Two of them do the baby-step-shuffle down the street. It will take them an hour to travel two-hundred yards. They giggle self-consciously and hold onto each other for stability. If goes over, the other one’s going down too.
The parade hobbles past. A blur of satin dresses and feathered hats. Into the hotel. A few rush to seats in the lobby. The braver ones continue towards the bar. I count twelve pair of stilts. Three pair of high-rise wedges. Six pair of ‘not quite reasonable’ heels.
I imagine badly scraped knees and hunched backs and lumpy knotted toes. I wonder why someone would subject themselves like this. I think about living on the ground floor of a tall apartment building. I was a teenager. Rocky was a little older than me and lived on the fourth floor. We met in the stairwell to draw. I drew monsters in dumb-looking shoes. He drew gorgeous models wearing bizarre yet intriguing high-heels.
We would sharpen our pencils. Lay out our sheets of white paper.
“Ten for me and ten for you.”
Rocky drew as fast as he talked.

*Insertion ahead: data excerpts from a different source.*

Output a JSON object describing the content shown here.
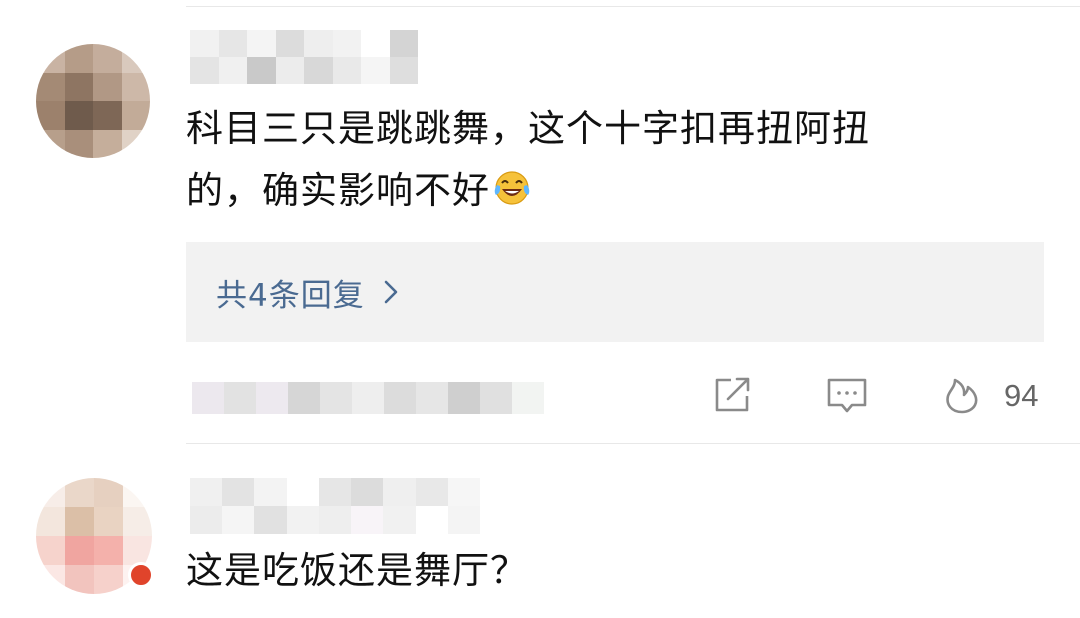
{
  "comments": [
    {
      "text_line1": "科目三只是跳跳舞，这个十字扣再扭阿扭",
      "text_line2": "的，确实影响不好",
      "emoji": "laughing-tears-emoji",
      "replies_label": "共4条回复",
      "like_count": "94"
    },
    {
      "text_line1": "这是吃饭还是舞厅？"
    }
  ],
  "colors": {
    "link": "#4a6a91",
    "text": "#111111",
    "meta": "#666666",
    "reply_bg": "#f2f2f2",
    "icon": "#8a8a8a"
  },
  "icons": [
    "share-icon",
    "comment-icon",
    "flame-like-icon",
    "chevron-right-icon"
  ]
}
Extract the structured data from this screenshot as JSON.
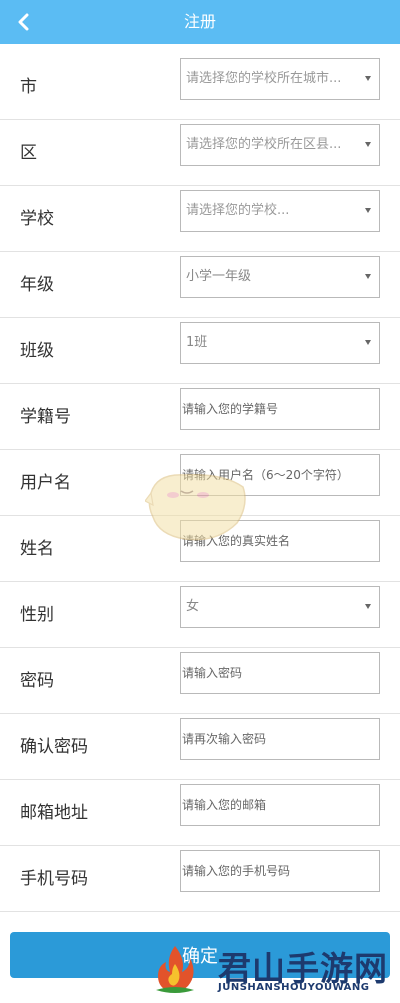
{
  "header": {
    "title": "注册"
  },
  "form": {
    "city": {
      "label": "市",
      "placeholder": "请选择您的学校所在城市..."
    },
    "district": {
      "label": "区",
      "placeholder": "请选择您的学校所在区县..."
    },
    "school": {
      "label": "学校",
      "placeholder": "请选择您的学校..."
    },
    "grade": {
      "label": "年级",
      "value": "小学一年级"
    },
    "class": {
      "label": "班级",
      "value": "1班"
    },
    "student_id": {
      "label": "学籍号",
      "placeholder": "请输入您的学籍号"
    },
    "username": {
      "label": "用户名",
      "placeholder": "请输入用户名（6～20个字符）"
    },
    "real_name": {
      "label": "姓名",
      "placeholder": "请输入您的真实姓名"
    },
    "gender": {
      "label": "性别",
      "value": "女"
    },
    "password": {
      "label": "密码",
      "placeholder": "请输入密码"
    },
    "confirm_password": {
      "label": "确认密码",
      "placeholder": "请再次输入密码"
    },
    "email": {
      "label": "邮箱地址",
      "placeholder": "请输入您的邮箱"
    },
    "phone": {
      "label": "手机号码",
      "placeholder": "请输入您的手机号码"
    }
  },
  "submit": {
    "label": "确定"
  },
  "watermark": {
    "name": "君山手游网",
    "sub": "JUNSHANSHOUYOUWANG"
  },
  "colors": {
    "header": "#5bbcf3",
    "button": "#2b9ad8"
  }
}
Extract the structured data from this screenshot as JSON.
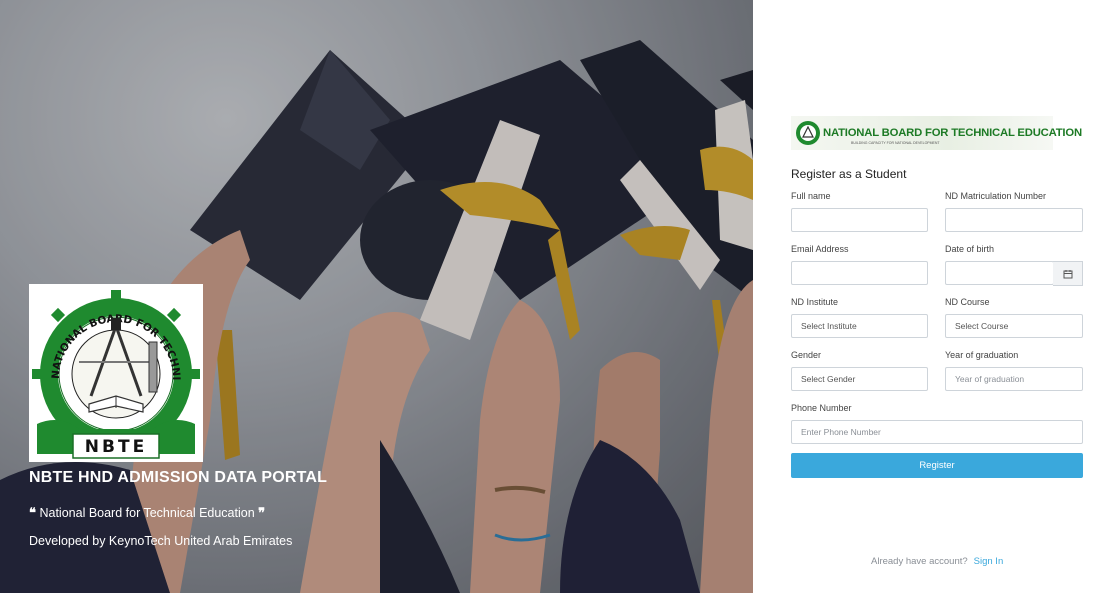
{
  "hero": {
    "title": "NBTE HND ADMISSION DATA PORTAL",
    "quote": "National Board for Technical Education",
    "developer": "Developed by KeynoTech United Arab Emirates",
    "logo_text": "NBTE",
    "logo_ring_text": "NATIONAL BOARD FOR TECHNICAL EDUCATION"
  },
  "banner": {
    "text": "NATIONAL BOARD FOR TECHNICAL EDUCATION",
    "sub": "BUILDING CAPACITY FOR NATIONAL DEVELOPMENT"
  },
  "form": {
    "title": "Register as a Student",
    "full_name_label": "Full name",
    "matric_label": "ND Matriculation Number",
    "email_label": "Email Address",
    "dob_label": "Date of birth",
    "institute_label": "ND Institute",
    "institute_value": "Select Institute",
    "course_label": "ND Course",
    "course_value": "Select Course",
    "gender_label": "Gender",
    "gender_value": "Select Gender",
    "year_label": "Year of graduation",
    "year_placeholder": "Year of graduation",
    "phone_label": "Phone Number",
    "phone_placeholder": "Enter Phone Number",
    "register_label": "Register"
  },
  "footer": {
    "question": "Already have account?",
    "signin": "Sign In"
  },
  "colors": {
    "accent": "#3aa8dc",
    "brand_green": "#1d7a25"
  }
}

I don’t remember what about but by the end his sheets were brimming with alternative shoe designs. Some were weaponized; pointed, sharp with spikes at the toe. There were the nose-bleeders; skyscrapers with spindles. And the double-pronged tottering heels that looked like they were manufactured in hell.
He designed ways for women to murder their feet long before anyone else did. He was a podiatrist’s nightmare. A chiropractor’s dream.

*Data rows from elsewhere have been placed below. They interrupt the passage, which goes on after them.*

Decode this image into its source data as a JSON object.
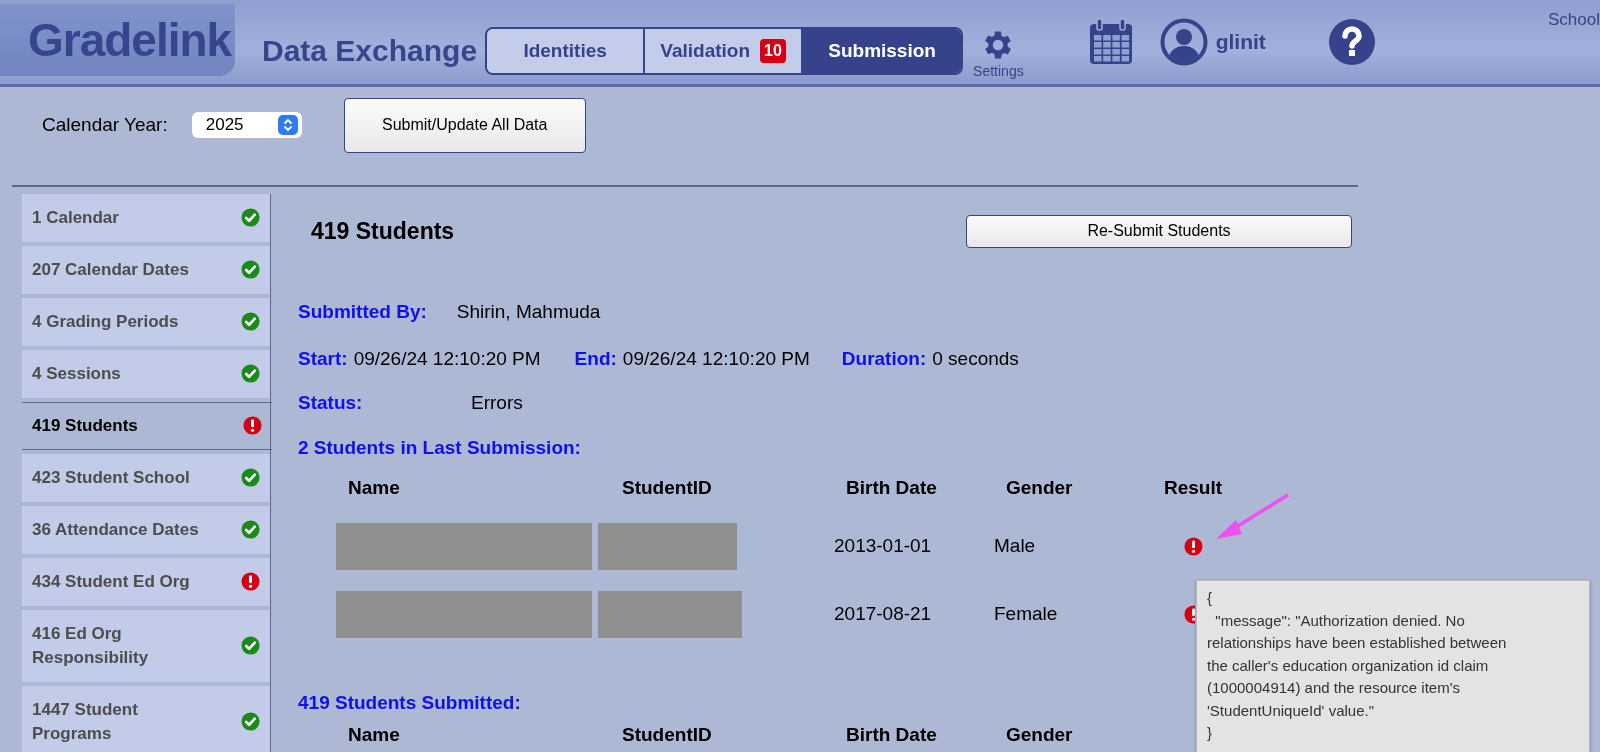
{
  "header": {
    "logo": "Gradelink",
    "title": "Data Exchange",
    "tabs": [
      {
        "label": "Identities",
        "selected": false
      },
      {
        "label": "Validation",
        "badge": "10",
        "selected": false
      },
      {
        "label": "Submission",
        "selected": true
      }
    ],
    "settings_label": "Settings",
    "user": "glinit",
    "corner_text": "School"
  },
  "toolbar": {
    "year_label": "Calendar Year:",
    "year_value": "2025",
    "submit_button": "Submit/Update All Data"
  },
  "sidebar": {
    "items": [
      {
        "label": "1 Calendar",
        "error": false,
        "selected": false
      },
      {
        "label": "207 Calendar Dates",
        "error": false,
        "selected": false
      },
      {
        "label": "4 Grading Periods",
        "error": false,
        "selected": false
      },
      {
        "label": "4 Sessions",
        "error": false,
        "selected": false
      },
      {
        "label": "419 Students",
        "error": true,
        "selected": true
      },
      {
        "label": "423 Student School",
        "error": false,
        "selected": false
      },
      {
        "label": "36 Attendance Dates",
        "error": false,
        "selected": false
      },
      {
        "label": "434 Student Ed Org",
        "error": true,
        "selected": false
      },
      {
        "label": "416 Ed Org Responsibility",
        "error": false,
        "selected": false
      },
      {
        "label": "1447 Student Programs",
        "error": false,
        "selected": false
      }
    ]
  },
  "main": {
    "title": "419 Students",
    "resubmit_button": "Re-Submit Students",
    "submitted_by_label": "Submitted By:",
    "submitted_by": "Shirin, Mahmuda",
    "start_label": "Start:",
    "start": "09/26/24 12:10:20 PM",
    "end_label": "End:",
    "end": "09/26/24 12:10:20 PM",
    "duration_label": "Duration:",
    "duration": "0 seconds",
    "status_label": "Status:",
    "status": "Errors",
    "last_heading": "2 Students in Last Submission:",
    "last_columns": [
      "Name",
      "StudentID",
      "Birth Date",
      "Gender",
      "Result"
    ],
    "last_rows": [
      {
        "birth_date": "2013-01-01",
        "gender": "Male",
        "error": true
      },
      {
        "birth_date": "2017-08-21",
        "gender": "Female",
        "error": true
      }
    ],
    "submitted_heading": "419 Students Submitted:",
    "submitted_columns": [
      "Name",
      "StudentID",
      "Birth Date",
      "Gender"
    ]
  },
  "tooltip": {
    "lines": [
      "{",
      "  \"message\": \"Authorization denied. No",
      "relationships have been established between",
      "the caller's education organization id claim",
      "(1000004914) and the resource item's",
      "'StudentUniqueId' value.\"",
      "}"
    ]
  }
}
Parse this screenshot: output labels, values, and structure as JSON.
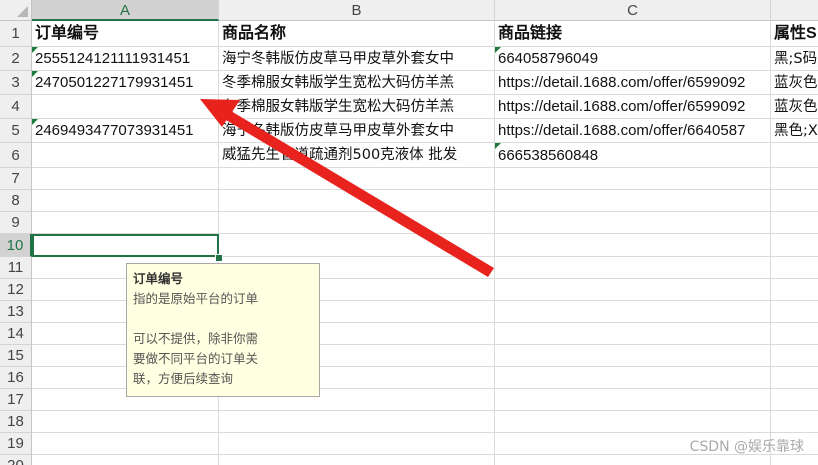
{
  "columns": [
    "A",
    "B",
    "C"
  ],
  "column_d_partial": "",
  "rows": [
    "1",
    "2",
    "3",
    "4",
    "5",
    "6",
    "7",
    "8",
    "9",
    "10",
    "11",
    "12",
    "13",
    "14",
    "15",
    "16",
    "17",
    "18",
    "19",
    "20"
  ],
  "selected_column": "A",
  "selected_row": "10",
  "header": {
    "a": "订单编号",
    "b": "商品名称",
    "c": "商品链接",
    "d": "属性S"
  },
  "data": [
    {
      "a": "2555124121111931451",
      "b": "海宁冬韩版仿皮草马甲皮草外套女中",
      "c": "664058796049",
      "d": "黑;S码"
    },
    {
      "a": "2470501227179931451",
      "b": "冬季棉服女韩版学生宽松大码仿羊羔",
      "c": "https://detail.1688.com/offer/6599092",
      "d": "蓝灰色"
    },
    {
      "a": "",
      "b": "冬季棉服女韩版学生宽松大码仿羊羔",
      "c": "https://detail.1688.com/offer/6599092",
      "d": "蓝灰色"
    },
    {
      "a": "2469493477073931451",
      "b": "海宁冬韩版仿皮草马甲皮草外套女中",
      "c": "https://detail.1688.com/offer/6640587",
      "d": "黑色;X"
    },
    {
      "a": "",
      "b": "威猛先生管道疏通剂500克液体 批发",
      "c": "666538560848",
      "d": ""
    }
  ],
  "comment": {
    "title": "订单编号",
    "line1": "指的是原始平台的订单",
    "line2": "可以不提供，除非你需",
    "line3": "要做不同平台的订单关",
    "line4": "联，方便后续查询"
  },
  "watermark": "CSDN @娱乐靠球",
  "colors": {
    "accent": "#217346",
    "arrow": "#e8231e",
    "comment_bg": "#ffffe1"
  }
}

His shoe models always came to a bad end. Severed legs and feet, bones protruding and a smattering of gore but, the shoes were always perfect. Not one drop of blood, not one fleck of flesh.
My time with Rocky made an impact. High shoes frightened me. I tried to wear platforms but eventually ran back to the safety of sneakers. I have a few mottoes in life. “Stay balanced”, is one of them.
Unfortunately, our drawing days were numbered. Rocky was seen as ‘dangerous’. The stairwell was off-limits to me.
Now, as I marvel at the last of the stuttering feet, I wonder what happened to Rocky. Did he grow up to be a famous shoe designer? Is he leader of the cult of Foot Masochism? Is he directing scary high-heel movies?
Or was he just a kid with a vivid imagination and a fast pencil who had a vision of the future of footwear and took it to its most excruciatingly beautiful end.
This Post Has 2 Comments
Rocky sounds like an amazing character! Was it really Jimmy Choo is disguise I wonder? And brilliant portrayal and commentary on wedding “fashion” madness! Women need to see how crazy they look.
Hi Evangeline…thanks. Yes, Rocky was unique. That’s so funny, I often wondered if he grew up to be famous for his shoes. Maybe 🙂
I’m always amazed at how women dress for weddings. It’s as if they are somehow trying to outdo each other. Strange concept for me but I’m a jeans, leggings, t-shirt, biker boot girl. So, my opinion probably doesn’t count.